5.1.4 Uncomment line 8 of lab05.yml and run it. What happens and why does it fail?

5.1.5 Try to fix the script by changing the assertion and upload the file again. When running the Lambda function, the response should be "Ok" again.

5.1.6. Comment out line 8 again - we'd like to proceed with LaunchRequest (don't forget to negate the assertion again). Now write at least three more assertions on the response returned by the skill. What might help you:

  • Use the Service Simulator in the developer console if you want to inspect the response payload of a LaunchRequest.
  • The lab05.yml file contains a few suggestions of what expressions are supported.
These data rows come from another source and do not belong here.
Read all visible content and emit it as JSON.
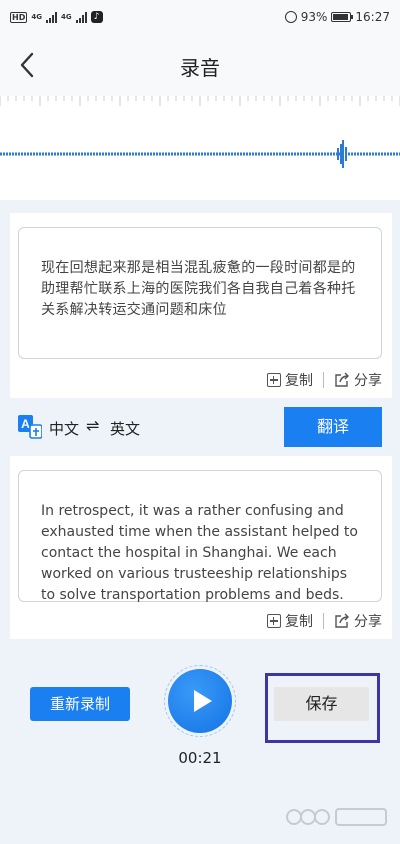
{
  "status_bar": {
    "hd_badge": "HD",
    "network_1": "4G",
    "network_2": "4G",
    "battery_percent": "93%",
    "time": "16:27"
  },
  "header": {
    "title": "录音"
  },
  "recognized_text": "现在回想起来那是相当混乱疲惫的一段时间都是的助理帮忙联系上海的医院我们各自我自己着各种托关系解决转运交通问题和床位",
  "translation_text": "In retrospect, it was a rather confusing and exhausted time when the assistant helped to contact the hospital in Shanghai. We each worked on various trusteeship relationships to solve transportation problems and beds.",
  "actions": {
    "copy_label": "复制",
    "share_label": "分享"
  },
  "translate_row": {
    "source_lang": "中文",
    "target_lang": "英文",
    "translate_label": "翻译"
  },
  "controls": {
    "rerecord_label": "重新录制",
    "timer": "00:21",
    "save_label": "保存"
  },
  "colors": {
    "accent": "#1a7ff0",
    "save_highlight": "#3b35a6",
    "background": "#eef3f9"
  }
}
Assertions are written in simplified JSONPath syntax and support all operators valid in JSONPath.
  • Look into the JSON schema for response bodies of custom skills to use correct path expressions for assertions

5.2.) Single-turn conversation with Simulation API

You can reuse the lab05.yml file that you used. Change the following things:

5.2.1. uncomment line 9.

5.2.2. in the configuration section at the very top of the file, change the endpoint type from InvocationApi to SimulationApi

Rerun the script by uploading it to S3 and execute the Test Lambda function.

Q5.2.3. In the log output, can you spot what's different now compared to the previous tests against the InvocationApi?